Structure of a Core Promoter in Bifidobacterium longum NCC2705

The structures of sigma factors vary among bacterial strains, indicating that recognition rules may also vary. Therefore, we investigated the promoter structure of Bifidobacterium longum NCC2705 using a bioinformatics approach and wet analyses. The most frequent and optimal motifs were similar to other bacterial consensus motifs. The optimal spacer length between the two boxes was reported to be 17 bp. It is widely applied to a bioinformatics approach for other bacteria. Unexpectedly, conserved spacer lengths were 11 bp as well as 17 bp in the genus Bifidobacterium. Moreover, the sigma factor of the genus Bifidobacterium has a characteristic domain in the N terminus which may contribute to the additional functions. Hence, it would be valuable to reevaluate the promoter in other organisms.

Bacterial promoters consist of core sequence motifs termed –35 and –10 boxes. The consensus motifs are TTGACA and TATAAT, respectively, which were identified from leading investigations on Escherichia coli. However, the consensus sequences are not likely to fit genetically divergent bacteria. The sigma factor of the genus Bifidobacterium has a characteristic polar domain in the N terminus, suggesting the possibility of specific promoter recognition. We reevaluated the structure of Bifidobacterium longum NCC2705 promoters and compared them to other bacteria. Transcriptional start sites (TSSs) of the B. longum NCC2705 strain were identified using transcriptome sequencing (RNA-Seq) analysis to extract promoter regions. Conserved motifs of a bifidobacterial promoter were determined using regions upstream of TSSs and a hidden Markov model. As a result, consensus motifs of the –35 and –10 boxes were TTGTGC and TACAAT, respectively. To assess each base of both motifs, we constructed 37 plasmids based on pKO403-TPCTcon, including the hup promoter connected with a chloramphenicol acetyltransferase as a reporter gene. This reporter assay showed two optimal motifs of the –35 and –10 boxes, namely, TTGNNN and TANNNT, respectively. We further analyzed spacer lengths between the –35 and –10 boxes via a bioinformatics approach. The spacer lengths predominant in bacteria have been generally reported to be approximately 17 bp. In contrast, the predominant spacer lengths in the genus Bifidobacterium and related species were 11 bp, in addition to 17 bp. A reporter assay to assess the spacer lengths indicated that the 11-bp spacer length produced unusually high activity.

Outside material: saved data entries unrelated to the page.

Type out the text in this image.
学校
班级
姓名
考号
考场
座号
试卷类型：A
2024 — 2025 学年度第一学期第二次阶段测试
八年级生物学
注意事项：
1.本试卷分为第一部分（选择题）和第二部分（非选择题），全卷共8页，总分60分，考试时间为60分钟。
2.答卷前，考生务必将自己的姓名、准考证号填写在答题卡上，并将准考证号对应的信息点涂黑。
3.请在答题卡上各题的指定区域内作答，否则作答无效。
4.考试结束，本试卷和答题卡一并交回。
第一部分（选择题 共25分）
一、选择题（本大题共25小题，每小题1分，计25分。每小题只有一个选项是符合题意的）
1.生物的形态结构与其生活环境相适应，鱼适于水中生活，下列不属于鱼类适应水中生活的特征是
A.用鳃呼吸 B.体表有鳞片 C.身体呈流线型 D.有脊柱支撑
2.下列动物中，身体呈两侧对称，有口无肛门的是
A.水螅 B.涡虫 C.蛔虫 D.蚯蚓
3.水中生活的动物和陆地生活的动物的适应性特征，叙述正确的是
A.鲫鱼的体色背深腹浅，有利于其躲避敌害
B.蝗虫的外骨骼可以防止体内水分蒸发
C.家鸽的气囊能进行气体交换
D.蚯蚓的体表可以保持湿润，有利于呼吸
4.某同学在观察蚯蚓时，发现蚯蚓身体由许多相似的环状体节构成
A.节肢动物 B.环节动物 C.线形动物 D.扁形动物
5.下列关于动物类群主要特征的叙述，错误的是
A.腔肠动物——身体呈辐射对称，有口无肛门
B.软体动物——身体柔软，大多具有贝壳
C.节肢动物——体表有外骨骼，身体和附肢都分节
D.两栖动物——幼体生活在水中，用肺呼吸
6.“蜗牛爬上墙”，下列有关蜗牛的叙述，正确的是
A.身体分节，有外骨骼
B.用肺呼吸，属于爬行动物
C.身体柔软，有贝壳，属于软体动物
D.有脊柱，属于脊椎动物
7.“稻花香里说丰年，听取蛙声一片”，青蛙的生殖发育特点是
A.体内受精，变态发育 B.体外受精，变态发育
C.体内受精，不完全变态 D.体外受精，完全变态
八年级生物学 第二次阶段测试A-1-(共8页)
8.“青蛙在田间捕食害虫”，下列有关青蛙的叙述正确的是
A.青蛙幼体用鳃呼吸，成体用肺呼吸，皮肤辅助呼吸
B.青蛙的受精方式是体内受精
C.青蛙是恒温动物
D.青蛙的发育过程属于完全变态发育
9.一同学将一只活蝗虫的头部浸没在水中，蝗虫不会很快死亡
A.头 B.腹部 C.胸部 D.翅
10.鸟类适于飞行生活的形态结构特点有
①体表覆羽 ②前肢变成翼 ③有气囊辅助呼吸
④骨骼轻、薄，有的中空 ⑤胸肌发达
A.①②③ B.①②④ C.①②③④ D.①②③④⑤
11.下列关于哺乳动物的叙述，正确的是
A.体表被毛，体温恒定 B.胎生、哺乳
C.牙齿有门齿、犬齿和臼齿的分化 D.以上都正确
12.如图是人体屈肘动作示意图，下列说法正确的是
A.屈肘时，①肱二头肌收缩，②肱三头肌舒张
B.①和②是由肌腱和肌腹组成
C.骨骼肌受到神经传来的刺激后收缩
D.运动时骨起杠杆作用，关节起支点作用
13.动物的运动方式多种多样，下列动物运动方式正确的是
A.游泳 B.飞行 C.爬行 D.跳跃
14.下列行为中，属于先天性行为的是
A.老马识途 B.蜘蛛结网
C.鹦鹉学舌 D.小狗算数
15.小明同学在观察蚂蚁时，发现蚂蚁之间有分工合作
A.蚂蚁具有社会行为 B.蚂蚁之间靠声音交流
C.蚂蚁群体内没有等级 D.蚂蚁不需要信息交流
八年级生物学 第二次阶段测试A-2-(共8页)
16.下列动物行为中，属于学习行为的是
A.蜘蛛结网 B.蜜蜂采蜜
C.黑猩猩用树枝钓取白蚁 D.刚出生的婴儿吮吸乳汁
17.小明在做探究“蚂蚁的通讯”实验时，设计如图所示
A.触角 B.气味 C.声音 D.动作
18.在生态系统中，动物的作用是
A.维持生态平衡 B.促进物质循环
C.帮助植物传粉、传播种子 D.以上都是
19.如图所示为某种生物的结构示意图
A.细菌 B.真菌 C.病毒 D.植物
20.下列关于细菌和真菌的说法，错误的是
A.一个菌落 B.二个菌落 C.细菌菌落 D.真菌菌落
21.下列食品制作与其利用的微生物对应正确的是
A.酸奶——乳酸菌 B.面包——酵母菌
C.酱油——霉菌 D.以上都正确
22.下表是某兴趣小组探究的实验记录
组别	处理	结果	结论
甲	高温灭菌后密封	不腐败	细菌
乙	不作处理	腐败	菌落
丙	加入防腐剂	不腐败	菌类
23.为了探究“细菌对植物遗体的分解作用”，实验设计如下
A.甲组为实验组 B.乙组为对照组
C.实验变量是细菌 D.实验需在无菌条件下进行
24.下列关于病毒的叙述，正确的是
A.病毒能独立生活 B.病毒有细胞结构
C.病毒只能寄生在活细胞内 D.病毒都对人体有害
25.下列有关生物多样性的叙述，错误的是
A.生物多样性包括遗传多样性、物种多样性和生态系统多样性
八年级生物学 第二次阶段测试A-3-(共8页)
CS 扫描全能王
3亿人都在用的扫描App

IMPORTANCE The structures of sigma factors vary among bacterial strains, indicating that recognition rules may also vary. Therefore, we investigated the promoter structure of Bifidobacterium longum NCC2705 using a bioinformatics approach and wet analyses. The most frequent and optimal motifs were similar to other bacterial consensus motifs. The optimal spacer length between the two boxes was reported to be 17 bp. It is widely applied to a bioinformatics approach for other bacteria. Unexpectedly, conserved spacer lengths were 11 bp as well as 17 bp in the genus Bifidobacterium. Moreover, the sigma factor of the genus Bifidobacterium has a characteristic domain in the N terminus which may contribute to the additional functions. Hence, it would be valuable to reevaluate the promoter in other organisms.